Nous avons souligné ici à quel point l’arrivée de la neige peut transfigurer un square urbain et faire exploser ses usages ludiques, du moins jusqu’à ce que les autorités en interdisent l’accès pour « raisons de sécurité ». Mais la neige n’est pas toujours là, et le reste de l’hiver, parcs et jardins font souvent grise mine. Ces derniers jours, j’ai eu sous les yeux un jardin public de la ville de Kehl, en Allemagne (photo ci-contre). L’endroit ne manque pas d’attraits, mais il est balayé par un vent de nord glacial, qui arrache les dernières feuilles des charmilles. Des passants et cyclistes emmitouflés le traversent à la hâte, quelques courageux joggers en font le tour en début de matinée, les seules personnes à s’attarder sont celles qui sortent leur chien, celui-ci imposant son rythme au gré de son inspiration à lever la patte. Une certaine tristesse se dégage du lieu, on est loin des scènes d’ébats hivernaux peintes par Brueghel.

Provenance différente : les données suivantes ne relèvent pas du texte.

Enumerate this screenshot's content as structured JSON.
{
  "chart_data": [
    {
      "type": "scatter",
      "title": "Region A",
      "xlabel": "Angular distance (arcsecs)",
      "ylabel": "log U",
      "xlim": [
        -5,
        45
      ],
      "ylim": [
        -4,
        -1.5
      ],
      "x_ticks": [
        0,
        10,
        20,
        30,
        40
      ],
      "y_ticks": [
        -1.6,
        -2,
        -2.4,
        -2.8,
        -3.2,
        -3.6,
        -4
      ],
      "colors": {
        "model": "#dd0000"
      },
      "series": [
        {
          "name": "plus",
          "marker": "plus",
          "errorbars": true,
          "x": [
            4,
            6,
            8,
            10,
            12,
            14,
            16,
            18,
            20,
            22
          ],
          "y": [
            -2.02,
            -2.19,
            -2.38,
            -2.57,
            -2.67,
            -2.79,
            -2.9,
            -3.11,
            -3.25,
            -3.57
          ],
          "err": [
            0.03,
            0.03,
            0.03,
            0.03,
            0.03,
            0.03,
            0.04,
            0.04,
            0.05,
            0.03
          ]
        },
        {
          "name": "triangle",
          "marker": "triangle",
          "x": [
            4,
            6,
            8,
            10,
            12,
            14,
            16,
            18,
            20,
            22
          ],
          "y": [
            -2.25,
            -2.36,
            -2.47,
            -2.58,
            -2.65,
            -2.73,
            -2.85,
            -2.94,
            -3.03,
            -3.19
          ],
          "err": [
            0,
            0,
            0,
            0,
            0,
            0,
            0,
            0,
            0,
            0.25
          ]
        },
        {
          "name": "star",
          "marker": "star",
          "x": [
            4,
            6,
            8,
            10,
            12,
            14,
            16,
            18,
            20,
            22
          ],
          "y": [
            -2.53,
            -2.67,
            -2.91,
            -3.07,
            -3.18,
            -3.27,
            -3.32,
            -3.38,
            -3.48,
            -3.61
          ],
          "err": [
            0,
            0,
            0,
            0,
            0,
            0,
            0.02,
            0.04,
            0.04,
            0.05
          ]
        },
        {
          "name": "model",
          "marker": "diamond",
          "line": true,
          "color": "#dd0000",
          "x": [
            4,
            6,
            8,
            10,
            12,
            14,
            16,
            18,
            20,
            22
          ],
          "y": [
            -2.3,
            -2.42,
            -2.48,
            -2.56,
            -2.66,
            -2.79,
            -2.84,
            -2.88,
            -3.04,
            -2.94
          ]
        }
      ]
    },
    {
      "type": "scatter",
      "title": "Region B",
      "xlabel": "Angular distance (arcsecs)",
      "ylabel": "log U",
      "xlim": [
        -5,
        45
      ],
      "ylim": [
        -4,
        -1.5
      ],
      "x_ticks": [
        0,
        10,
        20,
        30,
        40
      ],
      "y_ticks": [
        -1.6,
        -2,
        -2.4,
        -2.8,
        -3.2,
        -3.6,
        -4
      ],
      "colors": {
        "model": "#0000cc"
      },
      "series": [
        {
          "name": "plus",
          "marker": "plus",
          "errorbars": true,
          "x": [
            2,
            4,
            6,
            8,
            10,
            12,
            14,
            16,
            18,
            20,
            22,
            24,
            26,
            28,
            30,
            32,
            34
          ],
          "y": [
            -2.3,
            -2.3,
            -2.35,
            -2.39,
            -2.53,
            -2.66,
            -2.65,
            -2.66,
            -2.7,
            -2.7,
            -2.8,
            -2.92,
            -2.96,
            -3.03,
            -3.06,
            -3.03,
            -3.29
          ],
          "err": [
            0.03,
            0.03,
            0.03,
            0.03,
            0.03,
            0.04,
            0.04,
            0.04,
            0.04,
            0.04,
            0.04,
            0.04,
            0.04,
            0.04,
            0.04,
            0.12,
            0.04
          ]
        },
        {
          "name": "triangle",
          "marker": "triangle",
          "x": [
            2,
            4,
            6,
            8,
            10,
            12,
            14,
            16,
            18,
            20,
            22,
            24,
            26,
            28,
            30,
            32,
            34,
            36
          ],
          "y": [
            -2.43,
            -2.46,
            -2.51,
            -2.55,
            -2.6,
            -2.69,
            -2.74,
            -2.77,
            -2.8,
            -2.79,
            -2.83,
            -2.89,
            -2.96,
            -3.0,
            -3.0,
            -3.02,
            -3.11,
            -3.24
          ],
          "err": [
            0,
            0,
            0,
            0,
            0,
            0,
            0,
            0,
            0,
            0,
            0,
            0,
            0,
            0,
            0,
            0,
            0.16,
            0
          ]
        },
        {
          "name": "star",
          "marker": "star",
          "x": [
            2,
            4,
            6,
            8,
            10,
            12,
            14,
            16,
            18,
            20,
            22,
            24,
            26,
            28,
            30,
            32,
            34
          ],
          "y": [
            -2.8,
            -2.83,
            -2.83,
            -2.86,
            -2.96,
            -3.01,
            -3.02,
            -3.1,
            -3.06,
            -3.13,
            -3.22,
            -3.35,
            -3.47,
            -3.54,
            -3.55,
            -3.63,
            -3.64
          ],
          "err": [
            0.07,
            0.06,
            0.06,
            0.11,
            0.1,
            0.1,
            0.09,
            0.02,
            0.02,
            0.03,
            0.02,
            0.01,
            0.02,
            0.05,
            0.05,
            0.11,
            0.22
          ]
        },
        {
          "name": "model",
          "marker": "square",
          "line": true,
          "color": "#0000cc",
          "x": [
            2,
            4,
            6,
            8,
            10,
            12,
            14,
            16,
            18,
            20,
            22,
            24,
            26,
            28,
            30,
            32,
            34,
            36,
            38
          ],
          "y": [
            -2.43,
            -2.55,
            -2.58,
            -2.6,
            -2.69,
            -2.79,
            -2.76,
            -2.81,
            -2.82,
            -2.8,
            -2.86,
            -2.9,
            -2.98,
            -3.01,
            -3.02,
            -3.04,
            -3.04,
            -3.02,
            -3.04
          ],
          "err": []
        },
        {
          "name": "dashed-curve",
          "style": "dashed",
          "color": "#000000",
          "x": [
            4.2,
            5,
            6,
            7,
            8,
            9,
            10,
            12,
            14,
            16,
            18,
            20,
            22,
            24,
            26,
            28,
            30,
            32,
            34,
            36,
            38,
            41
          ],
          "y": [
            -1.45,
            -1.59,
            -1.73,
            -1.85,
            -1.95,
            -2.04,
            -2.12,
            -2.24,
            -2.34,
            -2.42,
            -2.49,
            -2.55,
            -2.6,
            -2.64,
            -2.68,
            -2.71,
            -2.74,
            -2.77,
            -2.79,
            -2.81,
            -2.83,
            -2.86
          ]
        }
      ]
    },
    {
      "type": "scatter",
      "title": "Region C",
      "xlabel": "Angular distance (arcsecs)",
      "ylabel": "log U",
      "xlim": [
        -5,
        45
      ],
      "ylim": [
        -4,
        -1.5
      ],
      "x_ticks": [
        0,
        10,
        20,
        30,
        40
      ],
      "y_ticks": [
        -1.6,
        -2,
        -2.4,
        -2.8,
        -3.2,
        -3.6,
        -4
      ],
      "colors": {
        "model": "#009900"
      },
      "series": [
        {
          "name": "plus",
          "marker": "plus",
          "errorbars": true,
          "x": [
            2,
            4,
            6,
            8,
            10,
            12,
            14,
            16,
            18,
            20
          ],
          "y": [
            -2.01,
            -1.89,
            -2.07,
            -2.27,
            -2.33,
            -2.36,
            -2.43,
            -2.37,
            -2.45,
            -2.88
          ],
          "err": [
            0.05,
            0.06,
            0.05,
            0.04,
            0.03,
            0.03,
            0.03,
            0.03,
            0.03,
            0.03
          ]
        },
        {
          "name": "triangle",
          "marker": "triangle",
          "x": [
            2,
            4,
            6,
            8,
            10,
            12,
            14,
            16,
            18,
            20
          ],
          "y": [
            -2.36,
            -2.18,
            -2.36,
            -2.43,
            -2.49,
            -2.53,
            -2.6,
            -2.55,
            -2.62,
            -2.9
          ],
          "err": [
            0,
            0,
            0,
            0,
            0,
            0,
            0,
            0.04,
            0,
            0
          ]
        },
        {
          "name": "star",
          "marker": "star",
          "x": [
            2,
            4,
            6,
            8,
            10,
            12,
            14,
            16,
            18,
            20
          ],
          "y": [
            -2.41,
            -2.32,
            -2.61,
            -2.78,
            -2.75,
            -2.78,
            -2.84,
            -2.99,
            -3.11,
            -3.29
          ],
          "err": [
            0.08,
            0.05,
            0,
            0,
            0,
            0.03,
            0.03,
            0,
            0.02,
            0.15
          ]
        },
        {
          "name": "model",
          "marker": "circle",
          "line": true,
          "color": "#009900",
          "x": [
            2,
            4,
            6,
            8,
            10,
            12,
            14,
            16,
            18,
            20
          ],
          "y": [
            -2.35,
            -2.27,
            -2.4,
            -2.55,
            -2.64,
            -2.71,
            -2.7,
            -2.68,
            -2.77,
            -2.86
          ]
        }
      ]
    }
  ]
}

De l’autre côté du Rhin, à Strasbourg, on se gèle tout autant, mais en maints endroits de la ville, des attroupements se forment autour des kiosques à vin chaud. Là où des tables sont proposées, on voit même des gens s’arrêter, généralement par deux, pour siroter le brûlant breuvage qui, irradiant les entrailles, tient un moment à l’écart les rigueurs hivernales. Comme lesdits kiosques proposent aussi des soupes, des gaufres, des saucisses et toutes sortes de friandises, il y a de quoi inciter à la pause, et l’on peut ainsi constater la justesse du conseil de W.H. Whyte : « Si vous voulez apporter de la vie dans un lieu, mettez-y de la nourriture ». A l’inverse, la place de la gare, qui baignait il y a quelques années dans les effluves du vin chaud à l’époque du marché de Noël et grouillait d’animation jusqu’à tard en soirée, est aujourd’hui désertique et se traverse en toute hâte, depuis que les kiosques ont été déménagés vers le centre historique pour cause de prévention du terrorisme. Enfin, le 13 décembre, le soleil daigne faire quelques brèves apparitions, et deux jeunes filles en profitent pour s’installer face à lui et à l’abri du vent, dans un angle du mur sud de la cathédrale : un bel exemple de ce que les Américains appellent les « sun traps » (« pièges à soleil »), ces lieux rares où l’on peut à la fois s’asseoir et récupérer de précieuses calories quand le reste de la ville grelotte sous les bourrasques.
Date de l’article d’origine : 15 décembre 2017.